News Release

NASA satellite sees Blake's remnants bringing desert rain to Western Australia

Peer-Reviewed Publication

NASA/Goddard Space Flight Center

Aqua Image of the Remnants from Blake

image: On Jan. 10, 2020, the MODIS instrument that flies aboard NASA's Aqua satellite provided a visible image of Ex-tropical storm Blake covering part of Western Australia and still generating enough precipitation to call for warnings. view more 

Credit: Credit: NASA Worldview

NASA's Aqua satellite provided a look at the remnant clouds and storms associated with Ex-tropical Cyclone Blake as it continues to move through Western Australia and generate rainfall over desert areas. Blake's rainfall has triggered four area flood warnings in some parts of southeastern Western Australia. The remnants have dropped over 10 inches of rain in the Sandy Desert.

Slow moving ex-Tropical Cyclone Blake is continuing to track south southeast and is expected to weaken sometime on Friday.

On January 10, 2020, the Moderate Imaging Spectroradiometer or MODIS instrument that flies aboard NASA's Aqua satellite provided a visible image of Blake. The MODIS image revealed the elongated shape of the remnants that stretched from the central part of Western Australia to the southeastern corner of the region.

The Australian Government Bureau of Meteorology (ABM) in Western Australia issued several flood warnings at 10:47 a.m. WST on Friday Jan. 10. Flood Warnings were in effect for four areas. There is a Major Flood Warning for the De Grey River Catchment and a Flood Warning for the Fortescue River, Salt Lakes District Rivers, and southwestern parts the Sandy Desert Catchment.
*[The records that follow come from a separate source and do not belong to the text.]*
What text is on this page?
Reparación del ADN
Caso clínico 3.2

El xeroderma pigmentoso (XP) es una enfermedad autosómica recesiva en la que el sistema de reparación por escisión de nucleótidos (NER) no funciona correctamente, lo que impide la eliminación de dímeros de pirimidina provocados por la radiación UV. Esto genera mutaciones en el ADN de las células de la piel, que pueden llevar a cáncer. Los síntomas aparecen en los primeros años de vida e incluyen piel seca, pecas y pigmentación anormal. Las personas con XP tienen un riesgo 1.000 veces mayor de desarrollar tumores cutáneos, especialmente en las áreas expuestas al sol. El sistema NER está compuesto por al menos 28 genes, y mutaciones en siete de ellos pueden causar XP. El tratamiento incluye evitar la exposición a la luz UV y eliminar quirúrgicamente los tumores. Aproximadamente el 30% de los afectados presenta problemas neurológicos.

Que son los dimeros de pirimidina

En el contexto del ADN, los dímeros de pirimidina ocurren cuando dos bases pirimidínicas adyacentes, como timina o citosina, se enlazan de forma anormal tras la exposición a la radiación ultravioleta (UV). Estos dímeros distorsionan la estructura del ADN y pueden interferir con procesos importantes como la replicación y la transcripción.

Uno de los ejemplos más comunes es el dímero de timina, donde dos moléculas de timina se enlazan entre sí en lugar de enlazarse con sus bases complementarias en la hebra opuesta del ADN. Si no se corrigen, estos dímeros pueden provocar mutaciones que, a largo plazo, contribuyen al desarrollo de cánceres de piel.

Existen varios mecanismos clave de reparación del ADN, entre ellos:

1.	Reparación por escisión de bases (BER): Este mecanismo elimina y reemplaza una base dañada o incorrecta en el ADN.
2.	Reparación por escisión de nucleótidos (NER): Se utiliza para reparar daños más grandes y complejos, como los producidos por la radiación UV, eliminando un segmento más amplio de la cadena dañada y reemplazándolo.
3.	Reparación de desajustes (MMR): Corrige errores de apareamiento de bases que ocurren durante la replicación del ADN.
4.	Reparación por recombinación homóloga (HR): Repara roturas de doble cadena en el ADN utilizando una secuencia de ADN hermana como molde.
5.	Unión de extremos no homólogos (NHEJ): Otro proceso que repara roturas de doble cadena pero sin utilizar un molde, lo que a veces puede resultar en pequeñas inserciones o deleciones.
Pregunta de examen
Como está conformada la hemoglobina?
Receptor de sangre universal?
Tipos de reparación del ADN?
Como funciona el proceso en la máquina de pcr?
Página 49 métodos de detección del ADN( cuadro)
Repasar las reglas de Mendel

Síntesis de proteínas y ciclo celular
ABM said, "Major flooding is occurring in the Nullagine River in the De Grey river catchment. Most upstream locations have now peaked with minor to moderate flooding expected to continue during Friday before flooding starts to ease throughout the area over the weekend. Heavy rainfall from ex-Tropical Cyclone Blake has resulted in in rapid river level rises, and areas of flooding throughout the De Grey river catchment. Flooding has adversely impacted road conditions particularly at floodways resulting in multiple road closures."

Rainfall totals over 24 hours in the De Grey catchment indicated 1.30 inches (33 mm) at Nullagine.

On Jan. 10, areas of flooding were occurring in the Fortescue River upstream of Roy Hill. Twenty-four hour rainfall totals recorded over Fortescue River catchment include 0.4 inches (9.4 mm) at Newman Airport and at Upper Portland. ABM expects flooding to continue in the Fortescue River catchment during Friday. Flooding could adversely affect road conditions particularly at floodways. Some roads may become impassable and some communities may become isolated.

Flooding in the southwestern parts of the Sandy Desert Catchment is expected to affect road conditions. In the 24 hours to 9 a.m. WST today, Jan. 10, rainfall totals recorded over the Sandy Desert Catchment include 10.6 inches (270 mm) at Carnegie, 5.8 inches (148 mm) at Prenit Downs and 5.6 inches (142 mm) and 2.8 inches (71 mm) at Gruyere mine Airport.

In the Salt Lakes District, ABM issued a Flood Warning for the Salt Lakes District Rivers as flooding is occurring due to heavy rainfall. ABM's forecast calls for rainfall for the next 24 hours is 0.4 to 1.2 inches (10-30 mm) in the central and southern part of the district, with the possibility of isolated totals of 2 inches (50 mm). Flooding is expected to continue in the Salt Lakes District during Friday.

Blake is continuing to track slowly south-southeast over the Salt Lakes District and is expected weaken during the day.

NASA's Aqua satellite is one in a fleet of NASA satellites that provide data for hurricane research.

Tropical cyclones/hurricanes are the most powerful weather events on Earth. NASA's expertise in space and scientific exploration contributes to essential services provided to the American people by other federal agencies, such as hurricane weather forecasting.